Hi John,
reproduced. It's the index-more plugin which adds the second title
from Content-Disposition header field. If index-more is removed
from plugin.includes the second title disappears:
% bin/nutch indexchecker
-Dplugin.includes="parse-tika|index-basic|protocol-http" \
http://www.microsoft-careers.com/feeds/microsoft%20job2web/?src=RSS
Maybe that's an option for a quick work-around.
You can also open an issue at https://issues.apache.org/jira/browse/Nutch.
We'll check it. The authors of index-more explicitly add (with intension to
overwrite?)
the content-disposition title, cf. code comments:
// Reset title if we see non-standard HTTP header "Content-Disposition".
// It's a good indication that content provider wants filename therein
// be used as the title of this url.
// Patterns used to extract filename from possible non-standard
// HTTP header "Content-Disposition". Typically it looks like:
// Content-Disposition: inline; filename="foo.ppt"
Thanks,
Sebastian
On 02/24/2014 10:23 PM, John Lafitte wrote:
> Here is an example of the feed:
>
> http://www.microsoft-careers.com/feeds/microsoft%20job2web/?src=RSS
>
> bin/nutch indexchecker
> http://www.microsoft-careers.com/feeds/microsoft%20job2web/?src=RSS
>
> It returns:
> title : Microsoft - Custom Search microsoft-job2web
> title : jobexport.xml
>
>
> On Mon, Feb 24, 2014 at 2:59 PM, John Lafitte
> <[email protected]>wrote:
>
>> I think the channel/image/title idea was probably wrong. It looks like
>> the extra title field is actually the http header Content-Disposition:
>> inline; filename="jobexport.xml". I can email you the url privately of the
>> specific RSS feed I'm using for this issue, but since it's a client site
>> I'm not sure I'm allowed to post it publicly.
>>
>> I'm using the default parser-plugins.xml which shows parse-tika before
>> feed. I don't have feed in my plugin.includes, but if I modify
>> parser-plugins.xml and plugin.includes to try to favor the feed I still get
>> the same results. I might be doing something wrong.
>>
>>
>>
>>
>> On Mon, Feb 24, 2014 at 2:20 PM, Sebastian Nagel <
>> [email protected]> wrote:
>>
>>> Hi John,
>>>
>>> can you attach an (short) example document to reproduce the problem?
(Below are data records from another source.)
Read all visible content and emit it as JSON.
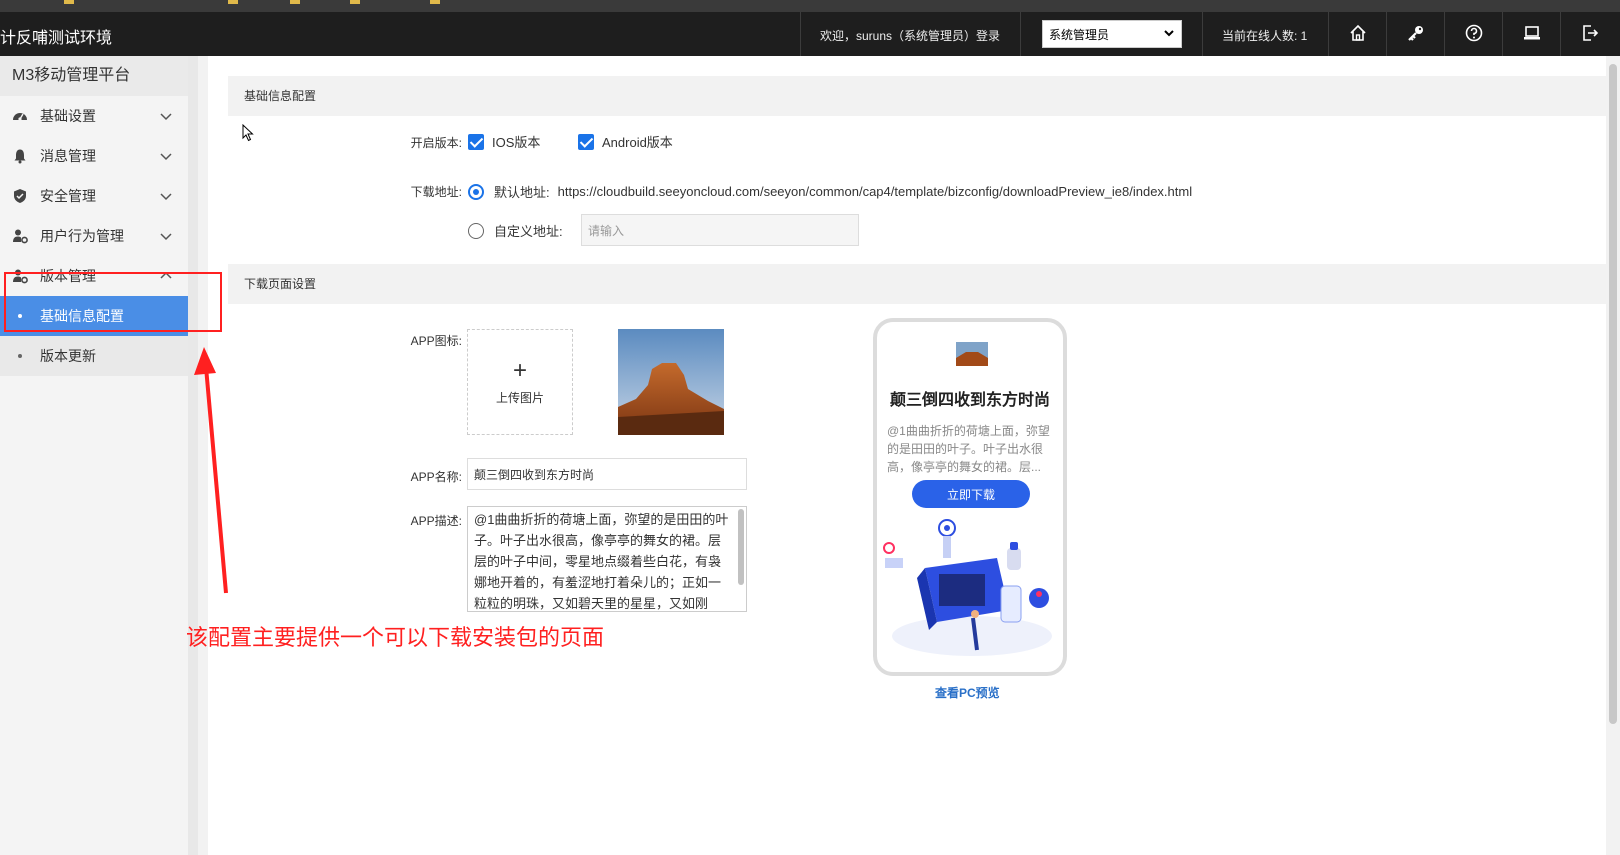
{
  "topbar": {
    "app_title": "计反哺测试环境",
    "welcome_text": "欢迎，suruns（系统管理员）登录",
    "role_select_value": "系统管理员",
    "online_text": "当前在线人数: 1",
    "tools": [
      "home-icon",
      "key-icon",
      "help-icon",
      "laptop-icon",
      "logout-icon"
    ]
  },
  "sidebar": {
    "brand": "M3移动管理平台",
    "items": [
      {
        "label": "基础设置",
        "icon": "dashboard-icon",
        "expanded": false
      },
      {
        "label": "消息管理",
        "icon": "bell-icon",
        "expanded": false
      },
      {
        "label": "安全管理",
        "icon": "shield-icon",
        "expanded": false
      },
      {
        "label": "用户行为管理",
        "icon": "user-gear-icon",
        "expanded": false
      },
      {
        "label": "版本管理",
        "icon": "user-gear-icon",
        "expanded": true
      }
    ],
    "sub_items": [
      {
        "label": "基础信息配置",
        "active": true
      },
      {
        "label": "版本更新",
        "active": false
      }
    ]
  },
  "basic_section": {
    "title": "基础信息配置",
    "version_label": "开启版本:",
    "ios_label": "IOS版本",
    "android_label": "Android版本",
    "download_label": "下载地址:",
    "default_label": "默认地址:",
    "default_url": "https://cloudbuild.seeyoncloud.com/seeyon/common/cap4/template/bizconfig/downloadPreview_ie8/index.html",
    "custom_label": "自定义地址:",
    "custom_placeholder": "请输入"
  },
  "download_section": {
    "title": "下载页面设置",
    "icon_label": "APP图标:",
    "upload_text": "上传图片",
    "upload_plus": "+",
    "name_label": "APP名称:",
    "name_value": "颠三倒四收到东方时尚",
    "desc_label": "APP描述:",
    "desc_value": "@1曲曲折折的荷塘上面，弥望的是田田的叶子。叶子出水很高，像亭亭的舞女的裙。层层的叶子中间，零星地点缀着些白花，有袅娜地开着的，有羞涩地打着朵儿的；正如一粒粒的明珠，又如碧天里的星星，又如刚"
  },
  "preview": {
    "title": "颠三倒四收到东方时尚",
    "desc": "@1曲曲折折的荷塘上面，弥望的是田田的叶子。叶子出水很高，像亭亭的舞女的裙。层...",
    "button": "立即下载",
    "pc_link": "查看PC预览"
  },
  "annotation": {
    "text": "该配置主要提供一个可以下载安装包的页面",
    "color": "#ff2020"
  },
  "colors": {
    "topbar_bg": "#1e1e1e",
    "active_menu": "#4a8ee6",
    "primary": "#2a62e8"
  }
}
>>> I was not able to reproduce it with the example in
>>> http://de.wikipedia.org/wiki/RSS
>>> which contains channel/image/title.
>>>
>>> Which parser plugin is used: "feed" or "parse-tika"?
>>> (In doubt, please, add the value of property "plugin.includes")
>>>
>>> Sebastian
>>>
>>>
>>> On 02/24/2014 08:31 PM, John Lafitte wrote:
>>>> I am using Nutch 1.7 and Solr 4.6.1. I'm having a problem with indexing
>>>> RSS that has channel/title then channel/image/title it tries to add
>>> both of
>>>> them then fails when doing solrindex because title isn't multivalued.
>>>>
>>>> I've used nutch indexchecker and I see the two titles being returned.
>>> The
>>>> extra title is the value that in the content-disposition: filename http
>>>> header. I only see one title when I run nutch readseg. So I'm a little
>>>> confused why it's
>>>>
>>>> I have made title multivalued in the solr schema and it seems to work
>>> that
>>>> way, but it seems wrong to me. Documents shouldn't have more than one
>>>> title. What is the correct way to fix this?
>>>>
>>>
>>>
>>
>